Liu Yu and Xiao Chen exchanged a glance.
That evening, Xiao Chen sent the complete test report back to Shenzhen. It included all the data, videos, environmental parameters, and Adi's exact words.
Su Chen received the report at 11 p.m. He reviewed the test data twice and then opened the virtual disassembly lab.
In the lab, he deployed the complete algorithm architecture of the binocular vision obstacle avoidance module. He understood the root cause of the misjudgment the moment he saw the data—the exposure compensation response time was 200 milliseconds, but in tropical bright light conditions, changes in illumination caused by cloud cover could occur within 100 milliseconds. The algorithm couldn't keep up with the speed of the real world.

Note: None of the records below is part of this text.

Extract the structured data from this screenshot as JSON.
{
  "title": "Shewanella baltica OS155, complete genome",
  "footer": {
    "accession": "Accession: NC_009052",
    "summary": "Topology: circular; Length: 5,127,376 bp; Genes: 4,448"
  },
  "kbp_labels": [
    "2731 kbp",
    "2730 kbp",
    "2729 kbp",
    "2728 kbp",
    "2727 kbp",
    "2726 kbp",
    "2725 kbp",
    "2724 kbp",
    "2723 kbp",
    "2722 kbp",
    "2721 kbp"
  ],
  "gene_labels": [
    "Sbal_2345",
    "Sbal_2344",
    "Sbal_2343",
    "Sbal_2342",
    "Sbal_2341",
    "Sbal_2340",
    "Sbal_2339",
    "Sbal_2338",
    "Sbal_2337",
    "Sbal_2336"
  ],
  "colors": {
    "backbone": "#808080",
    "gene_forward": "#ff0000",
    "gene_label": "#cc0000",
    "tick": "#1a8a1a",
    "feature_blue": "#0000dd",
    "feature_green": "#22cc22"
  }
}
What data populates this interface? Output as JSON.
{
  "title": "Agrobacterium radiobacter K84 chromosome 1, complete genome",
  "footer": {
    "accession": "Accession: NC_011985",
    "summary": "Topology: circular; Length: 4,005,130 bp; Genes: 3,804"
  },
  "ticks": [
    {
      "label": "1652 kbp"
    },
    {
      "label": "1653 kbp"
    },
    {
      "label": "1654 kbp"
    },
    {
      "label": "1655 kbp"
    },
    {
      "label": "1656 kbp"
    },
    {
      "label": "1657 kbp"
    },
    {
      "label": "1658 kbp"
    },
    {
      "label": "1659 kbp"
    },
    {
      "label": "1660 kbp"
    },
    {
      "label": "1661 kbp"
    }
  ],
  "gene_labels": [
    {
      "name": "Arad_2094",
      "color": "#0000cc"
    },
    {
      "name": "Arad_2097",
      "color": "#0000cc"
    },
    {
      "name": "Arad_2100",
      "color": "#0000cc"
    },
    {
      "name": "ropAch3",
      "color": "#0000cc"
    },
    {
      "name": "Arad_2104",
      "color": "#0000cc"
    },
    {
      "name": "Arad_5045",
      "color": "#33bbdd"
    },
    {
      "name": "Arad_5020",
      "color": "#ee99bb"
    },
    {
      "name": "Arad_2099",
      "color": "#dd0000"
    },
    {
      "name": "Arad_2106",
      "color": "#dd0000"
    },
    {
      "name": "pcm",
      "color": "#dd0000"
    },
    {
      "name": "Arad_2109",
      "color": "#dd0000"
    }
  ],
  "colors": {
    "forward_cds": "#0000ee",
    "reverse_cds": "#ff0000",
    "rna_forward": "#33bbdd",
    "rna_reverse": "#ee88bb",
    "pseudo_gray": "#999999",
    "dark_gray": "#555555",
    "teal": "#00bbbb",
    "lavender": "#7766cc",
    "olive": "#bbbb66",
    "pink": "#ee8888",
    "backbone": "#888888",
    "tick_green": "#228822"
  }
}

There are two directions for solutions. One is to improve the response speed of the image sensor at the hardware level, but this means replacing the sensor, which is both costly and time-consuming. The other is to implement predictive compensation at the software level—adjusting exposure parameters in advance by analyzing trends in lighting conditions, rather than reacting passively.
Su Chen chose the second path. He spent three hours simulating the lighting conditions of a tropical palm plantation in a virtual environment, testing four different prediction and compensation algorithms, and finally selected an adaptive scheme based on a sliding window. This scheme can reduce the response time to less than 80 milliseconds.
At 2 a.m., he sent the optimization plan to Liu Yu.
A week later, Liu Yu verified the results in the laboratory. The measured compensation response period was 72 milliseconds, and there were no misjudgments under simulated tropical light abrupt changes.
Indonesian scenario – passed.
The test in Shaoguan is scheduled for March. That scenario will be even more challenging. But Su Chen isn't in a hurry. He knows the level of skill he already possesses in flight control.
The next step is to prove that it can adapt to more extreme environments.